Son sekansta ise gelişimi tamamlanmış Joker’in hükümdarlığını tescil etmesiyle işler çığırından çıkıyor. Artık Arthur’un doğduğu kişi değil, olduğu kişi terör estiriyor sokaklarda. Palyaço maskesi takmış kalabalık bir grup isyan başlatıyor. Arthur ise hiçbir alakası olmayan bu başkaldırıdan son derece memnun; kendisine hayranlık duyan bu barbarları kucaklıyor ve gururlanıyor. Herkes gibi davranmayarak, bekleneni yapmayarak, fevri hareketlerinin sonucu olarak en sonunda kabul görüyor, sapkınlara ilham kaynağı oluyor. Ardından kaldırıldığı akıl hastanesinde aklına bir şaka geldiğini söyleyip ilk defa samimiyetle gülümsüyor ve Frank Sinatra’nın That’s Life şarkısıyla kapanışı yapıyor.
“Bu hayat
Ne kadar komik görünse de
Bazıları tekme yer
Hayalleri yıkılır
Ama bunun beni yolumdan alıkoymasına izin vermiyorum
Çünkü yaşlı dünya dönmeye devam ediyor…”
İzleyicisini kimi zaman ters köşeye yatıran, Arthur’un trajikomik hayatına konuk eden Joker filmi, ardında cevaplanmamış birçok soru bırakarak veda ediyor. Hastane kayıtları Arthur’un evlatlık olduğunu söylese de Arthur gerçekten evlatlık mı? Annesinin gençlik fotoğrafının arkasındaki “T.W.” imzası Thomas Wayne’e mi ait? Eğer öyleyse annesi Thomas Wayne ile ilişki yaşadı mı? Yoksa Thomas Wayne Arthur’un gerçek babası mı?

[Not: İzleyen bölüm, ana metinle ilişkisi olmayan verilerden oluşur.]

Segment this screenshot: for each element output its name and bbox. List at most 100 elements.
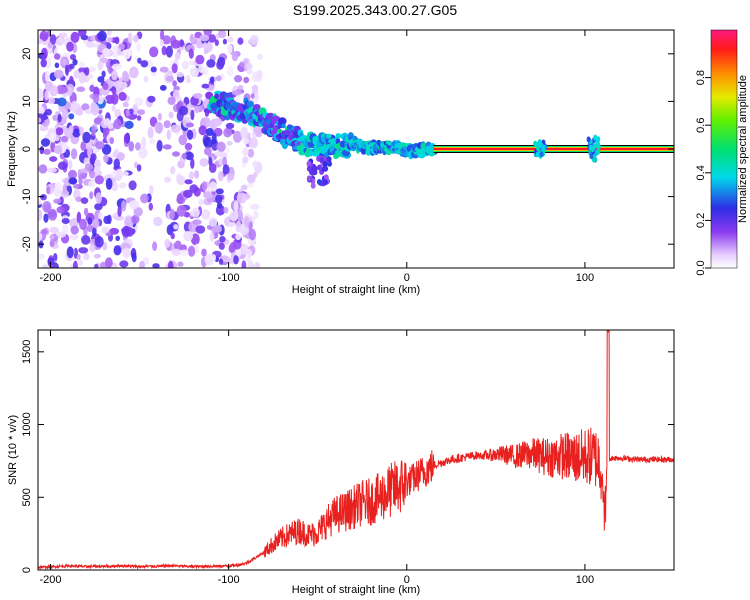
spectrogram-cell <box>102 241 108 251</box>
spectrogram-cell <box>101 226 110 234</box>
spectrogram-cell <box>140 193 149 204</box>
spectrogram-cell <box>54 53 61 60</box>
spectrogram-cell <box>48 42 52 49</box>
spectrogram-cell <box>208 34 217 43</box>
spectrogram-cell <box>84 67 90 76</box>
spectrogram-cell <box>56 231 67 238</box>
snr-frame <box>37 329 675 571</box>
spectrogram-cell <box>46 186 51 195</box>
spectrogram-cell <box>149 185 154 195</box>
spectrogram-cell <box>45 108 52 116</box>
spectrogram-cell <box>38 209 43 221</box>
spectrogram-cell <box>111 88 117 95</box>
spectrogram-cell <box>114 36 120 45</box>
spectrogram-cell <box>174 52 181 60</box>
spectrogram-cell <box>243 76 250 84</box>
spectrogram-cell <box>117 205 122 217</box>
spectrogram-cell <box>278 117 287 125</box>
spectrogram-cell <box>49 240 55 248</box>
spectrogram-cell <box>134 97 144 107</box>
spectrogram-cell <box>167 96 176 105</box>
spectrogram-cell <box>105 257 113 268</box>
spectrogram-cell <box>229 211 239 222</box>
spectrogram-cell <box>92 93 100 104</box>
spectrogram-cell <box>102 82 109 91</box>
spectrogram-cell <box>57 113 62 123</box>
spectrogram-cell <box>97 30 107 42</box>
spectrogram-cell <box>182 60 189 70</box>
spectrogram-cell <box>161 45 167 56</box>
spectrogram-cell <box>222 164 230 175</box>
spectrogram-cell <box>123 50 131 60</box>
spectrogram-cell <box>113 158 121 169</box>
spectrogram-cell <box>231 51 239 62</box>
spectrogram-cell <box>231 90 242 96</box>
spectrogram-cell <box>218 30 227 39</box>
spectrogram-cell <box>133 34 139 43</box>
spectrogram-cell <box>81 235 91 245</box>
spectrogram-cell <box>253 210 259 219</box>
spectrogram-cell <box>299 147 305 154</box>
spectrogram-cell <box>61 223 69 235</box>
spectrogram-cell <box>216 75 222 82</box>
spectrogram-cell <box>88 180 95 188</box>
spectrogram-cell <box>62 183 68 195</box>
spectrogram-cell <box>38 253 45 260</box>
spectrogram-cell <box>68 125 74 135</box>
spectrogram-cell <box>95 192 102 204</box>
spectrogram-cell <box>61 116 67 125</box>
spectrogram-cell <box>326 156 332 163</box>
spectrogram-cell <box>237 85 244 91</box>
spectrogram-cell <box>165 75 174 82</box>
spectrogram-cell <box>66 41 74 52</box>
spectrogram-cell <box>242 156 249 164</box>
snr-series-line <box>38 330 674 570</box>
spectrogram-cell <box>38 199 42 205</box>
spectrogram-cell <box>209 232 215 242</box>
spectrogram-cells <box>38 30 674 268</box>
spectrogram-cell <box>159 66 169 73</box>
spectrogram-cell <box>166 129 171 141</box>
y-tick-label: -20 <box>21 236 33 252</box>
spectrogram-cell <box>44 90 49 101</box>
spectrogram-cell <box>83 207 89 216</box>
spectrogram-cell <box>133 161 138 168</box>
spectrogram-cell <box>214 93 220 100</box>
y-tick-label: 0 <box>21 567 33 573</box>
spectrogram-cell <box>205 128 214 136</box>
spectrogram-cell <box>93 117 103 125</box>
snr-y-ticks: 0 500 1000 1500 <box>21 340 674 573</box>
spectrogram-cell <box>114 148 119 156</box>
spectrogram-cell <box>53 69 64 79</box>
spectrogram-cell <box>137 109 146 115</box>
spectrogram-cell <box>593 134 598 141</box>
spectrogram-cell <box>101 70 106 78</box>
spectrogram-cell <box>235 249 242 257</box>
spectrogram-cell <box>72 183 80 189</box>
x-tick-label: -200 <box>39 272 61 284</box>
spectrogram-cell <box>171 248 182 256</box>
spectrogram-cell <box>149 46 159 58</box>
spectrogram-cell <box>169 208 175 220</box>
spectrogram-cell <box>79 61 85 68</box>
spectrogram-cell <box>588 144 593 151</box>
spectrogram-cell <box>210 76 215 84</box>
spectrogram-cell <box>103 154 109 163</box>
spectrogram-cell <box>73 43 78 53</box>
spectrogram-cell <box>38 105 45 116</box>
spectrogram-cell <box>252 104 261 110</box>
spectrogram-cell <box>138 146 148 159</box>
colorbar-gradient <box>711 30 737 268</box>
y-tick-label: -10 <box>21 189 33 205</box>
spectrogram-cell <box>187 245 196 257</box>
spectrogram-cell <box>250 93 255 99</box>
spectrogram-cell <box>246 100 254 108</box>
spectrogram-cell <box>62 108 69 120</box>
spectrogram-cell <box>54 62 60 69</box>
spectrogram-cell <box>237 37 244 45</box>
spectrogram-cell <box>223 207 229 214</box>
spectrogram-cell <box>78 174 83 186</box>
spectrogram-cell <box>214 151 223 157</box>
spectrogram-cell <box>164 176 172 183</box>
spectrogram-cell <box>247 148 255 158</box>
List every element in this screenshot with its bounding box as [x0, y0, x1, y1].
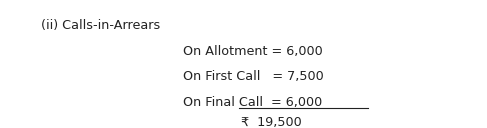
Text: On Allotment = 6,000: On Allotment = 6,000 — [183, 45, 322, 58]
Text: On Final Call  = 6,000: On Final Call = 6,000 — [183, 96, 322, 109]
Text: ₹  19,500: ₹ 19,500 — [241, 116, 302, 128]
Text: (ii) Calls-in-Arrears: (ii) Calls-in-Arrears — [41, 19, 161, 32]
Text: On First Call   = 7,500: On First Call = 7,500 — [183, 70, 323, 83]
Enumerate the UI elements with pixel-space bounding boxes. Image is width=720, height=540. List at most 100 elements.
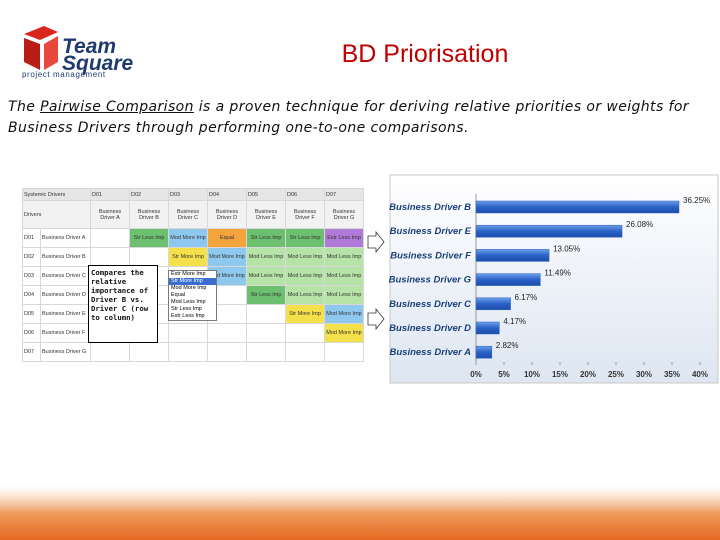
arrows	[367, 230, 385, 331]
dropdown-item: Extr More Imp	[171, 271, 206, 277]
column-driver: Business Driver C	[168, 200, 208, 229]
dropdown-item: Str Less Imp	[171, 306, 202, 312]
logo-text: Team	[62, 35, 116, 58]
x-tick-label: 25%	[608, 370, 624, 379]
callout: Compares the relative importance of Driv…	[88, 265, 158, 343]
matrix-cell	[285, 342, 325, 362]
header-row: Drivers Business Driver A Business Driver …	[22, 200, 364, 229]
value-label: 11.49%	[544, 269, 571, 278]
matrix-cell: Mod More Imp	[168, 228, 208, 248]
bar	[475, 345, 493, 359]
category-label: Business Driver A	[390, 347, 472, 358]
row-code: D06	[22, 323, 41, 343]
matrix-cell	[324, 342, 364, 362]
logo: Team Square project management	[22, 26, 134, 79]
matrix-cell: Mod Less Imp	[324, 247, 364, 267]
matrix-cell	[246, 342, 286, 362]
row-code: D02	[22, 247, 41, 267]
matrix-cell: Equal	[207, 228, 247, 248]
bar	[475, 200, 680, 214]
matrix-cell: Mod Less Imp	[285, 285, 325, 305]
arrow	[367, 307, 385, 331]
matrix-cell: Mod More Imp	[207, 247, 247, 267]
comparison-matrix: Systemic Drivers D01 D02 D03 D04 D05 D06 D07 Dri…	[22, 188, 364, 362]
intro-part: The	[8, 99, 41, 115]
x-tick-label: 15%	[552, 370, 568, 379]
bar	[475, 249, 550, 262]
category-label: Business Driver C	[389, 299, 471, 310]
x-tick-label: 5%	[498, 370, 510, 379]
column-code: D04	[207, 188, 247, 201]
column-driver: Business Driver G	[324, 200, 364, 229]
dropdown-item: Mod More Imp	[171, 285, 207, 291]
row-driver: Business Driver F	[40, 323, 91, 343]
matrix-cell: Mod Less Imp	[324, 266, 364, 286]
matrix-cell: Mod Less Imp	[285, 247, 325, 267]
matrix-cell: Str Less Imp	[285, 228, 325, 248]
matrix-cell	[129, 342, 169, 362]
matrix-row: D06 Business Driver F Mod More Imp	[22, 323, 364, 343]
bar	[475, 273, 541, 286]
matrix-cell	[168, 342, 208, 362]
dropdown-item: Str More Imp	[169, 278, 216, 285]
matrix-cell: Extr Less Imp	[324, 228, 364, 248]
category-label: Business Driver F	[390, 250, 471, 261]
matrix-cell	[129, 247, 169, 267]
slide-title: BD Priorisation	[342, 40, 509, 68]
row-driver: Business Driver B	[40, 247, 91, 267]
matrix-cell	[90, 228, 130, 248]
bar	[475, 321, 500, 335]
matrix-cell	[207, 323, 247, 343]
column-code: D05	[246, 188, 286, 201]
value-label: 36.25%	[683, 196, 710, 205]
value-label: 13.05%	[553, 244, 580, 253]
matrix-cell: Mod Less Imp	[324, 285, 364, 305]
category-label: Business Driver G	[389, 275, 472, 286]
dropdown-item: Equal	[171, 292, 186, 298]
bar	[475, 224, 623, 238]
column-driver: Business Driver A	[90, 200, 130, 229]
value-label: 26.08%	[626, 220, 653, 229]
column-code: D02	[129, 188, 169, 201]
x-tick-label: 40%	[692, 370, 708, 379]
matrix-row: D04 Business Driver D Str Less Imp Mod Less…	[22, 285, 364, 305]
bar	[475, 297, 511, 311]
column-driver: Business Driver D	[207, 200, 247, 229]
category-label: Business Driver E	[390, 226, 472, 237]
column-driver: Business Driver E	[246, 200, 286, 229]
category-label: Business Driver B	[389, 202, 471, 213]
matrix-cell	[246, 323, 286, 343]
arrow	[367, 230, 385, 254]
column-driver: Business Driver B	[129, 200, 169, 229]
matrix-cell	[90, 342, 130, 362]
row-driver: Business Driver A	[40, 228, 91, 248]
logo-shape	[24, 26, 58, 40]
row-driver: Business Driver C	[40, 266, 91, 286]
matrix-row: D01 Business Driver A Str Less Imp Mod More…	[22, 228, 364, 248]
matrix-cell: Str More Imp	[285, 304, 325, 324]
value-label: 2.82%	[496, 341, 519, 350]
intro-text: The Pairwise Comparison is a proven tech…	[8, 97, 716, 139]
dropdown-list: Extr More Imp Str More Imp Mod More Imp Equ…	[168, 270, 217, 321]
logo-text: Square	[62, 52, 134, 75]
category-label: Business Driver D	[389, 323, 471, 334]
row-code: D03	[22, 266, 41, 286]
row-code: D04	[22, 285, 41, 305]
matrix-cell: Mod Less Imp	[246, 266, 286, 286]
x-tick-label: 0%	[470, 370, 482, 379]
intro-part: is a proven technique for deriving relat…	[8, 99, 689, 136]
dropdown-item: Mod Less Imp	[171, 299, 206, 305]
matrix-cell	[207, 342, 247, 362]
matrix-cell: Str Less Imp	[246, 285, 286, 305]
matrix-row: D07 Business Driver G	[22, 342, 364, 362]
row-code: D05	[22, 304, 41, 324]
matrix-cell: Str Less Imp	[129, 228, 169, 248]
logo-shape	[24, 38, 40, 70]
intro-link: Pairwise Comparison	[40, 99, 194, 115]
column-code: D03	[168, 188, 208, 201]
matrix-cell: Mod Less Imp	[285, 266, 325, 286]
matrix-cell	[246, 304, 286, 324]
row-driver: Business Driver E	[40, 304, 91, 324]
column-code: D01	[90, 188, 130, 201]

Tüm bu soruların yanında film boyunca yaşanan bazı olayların yalnızca Arthur’un sanrılarından ibaret olması, geri kalan sahnelerin de gerçekliğini sorgulatıyor. Bu bağlamda tüm filmin hayal ürünü olduğu ve Arthur’un en başından beri akıl hastanesinde yaşadığı konuşulanlar arasında. Belki de Arthur gerçek Joker değil, yalnızca Joker’e ilham veren bir ruh hastasıydı. Sizce?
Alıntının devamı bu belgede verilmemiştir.